BETTER THAN DIRTY PROJECTORS? Maybe Cryptacize’s modesty — like everything else suggested by the title of their Mythomania — is just a ruse. |
"Make yourself useful."
It was a suggestion I heard quite often as a young one, and it has maintained a mantric presence over my efforts ever since. But these days, it's not so easy to feel useful as a music critic. For one thing, there's so much music coming at us — making a list of top albums feels like Lucy compiling a list of top candies coming down the conveyor. For another (and as that I Love Lucy reference attests), the relevance of the music critic grows iffier by the day. Now that at least 30 seconds of everything is free to sample for yourself, there's really no need for me to play food taster for you — unless you're the type who just likes having a food taster around. The critical mass has become like a large, shimmering school of fish: fascinating to watch as we simultaneously lurch in one direction, then another, in search of the next scraps of sustenance, but ultimately native to an ecosystem from which everyone else has happily evolved. Year 2010, here we come!
Bleak self-appraisals out of the way, I'm still committed to making my year-end list something greater than its own self-dooming parameters. In scanning the heavy crop of year-end rankings, I was irked by the degree of repetition from list to list — as though there really were only a handful of truly great albums, and our role was just to put them in a provocative sequence. I'd argue that behind every worthy album, there's at least one other, as good or better, that's been cock-blocked. So here's my list, in pairs, first the one that's getting its due, and then the one that isn't.

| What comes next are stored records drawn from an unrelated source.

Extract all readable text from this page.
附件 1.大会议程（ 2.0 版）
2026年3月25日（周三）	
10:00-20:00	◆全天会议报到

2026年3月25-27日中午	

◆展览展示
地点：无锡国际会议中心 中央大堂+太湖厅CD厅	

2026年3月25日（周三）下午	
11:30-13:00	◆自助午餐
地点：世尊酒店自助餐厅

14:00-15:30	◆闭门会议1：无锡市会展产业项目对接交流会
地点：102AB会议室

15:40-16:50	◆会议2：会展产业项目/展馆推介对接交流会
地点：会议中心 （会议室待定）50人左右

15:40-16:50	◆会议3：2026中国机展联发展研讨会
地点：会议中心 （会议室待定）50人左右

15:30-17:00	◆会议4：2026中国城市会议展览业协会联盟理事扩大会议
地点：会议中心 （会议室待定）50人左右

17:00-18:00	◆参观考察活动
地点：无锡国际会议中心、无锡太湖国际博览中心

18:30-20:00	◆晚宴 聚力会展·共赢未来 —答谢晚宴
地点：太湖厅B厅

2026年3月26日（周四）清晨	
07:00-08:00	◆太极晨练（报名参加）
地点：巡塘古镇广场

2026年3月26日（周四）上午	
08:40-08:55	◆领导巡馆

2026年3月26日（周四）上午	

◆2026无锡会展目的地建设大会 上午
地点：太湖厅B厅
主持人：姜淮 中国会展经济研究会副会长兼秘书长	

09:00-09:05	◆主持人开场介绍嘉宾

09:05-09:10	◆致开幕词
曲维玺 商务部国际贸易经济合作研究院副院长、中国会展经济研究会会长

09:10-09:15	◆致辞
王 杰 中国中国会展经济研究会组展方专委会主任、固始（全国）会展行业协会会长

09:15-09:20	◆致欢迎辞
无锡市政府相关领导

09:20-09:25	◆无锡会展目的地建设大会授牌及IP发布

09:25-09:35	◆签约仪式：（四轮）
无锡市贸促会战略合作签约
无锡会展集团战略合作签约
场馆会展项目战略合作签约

• Animal Collective, Merriweather Post Pavilion (Domino)
• Here We Go Magic, Here We Go Magic (Western)
Seriously: one more word about Merriweather Post Pavilion and I'm going to stomp on someone's fancy blinking sampler thing. AC's latest soup was — yes — noticeably groovier this time, but there are many of us who stopped hyperventilating over "My Girls" last December. This was a big year for texturally concerned artists — layering was big. Yet, sumptuous as certain corners of Merriweather are, the whole effort seems a little anxious. On the other hand, Luke Temple's near-perfect full-length debut with Here We Go Magic sounds utterly at home in its continuous haze of loping post-folk ("Fangela"), trippy pop expressionism ("I Just Want To See You Underwater"), and lo-fi bedroom odysseys ("Tunnelvision"). And speaking of bedroom odysseys . . .
• Atlas Sound, Logos (Kranky)
• Lotus Plaza, The Floodlight Collective (Kranky)
As great an album as Logos is, and as steep a step in Bradford Cox's own impressive solo climb, I can't help suspecting that all the blog-stoking drama surrounding its premature leakage into our iPods assisted in eclipsing co-Deerhunter Lockett Pundt's even dreamier popscape, Floodlight Collective. These one-man hypno-pop deals are gaining serious steam (see: Here We Go Magic, the trippy debut singles from Georgia's Washed Out, and Bibio's stunning pastiche Ambivalence Avenue), but Pundt's album shines with the careless confidence of light glinting off a lake. True, if you didn't know better, you might think it's Cox who's fallen down the well of a given song for vocal duties ("What Grows?"), but by the time the climactic "Whiteout" boils up over the edge of its own melodies, Pundt's unique voice is loud and clear — though never near.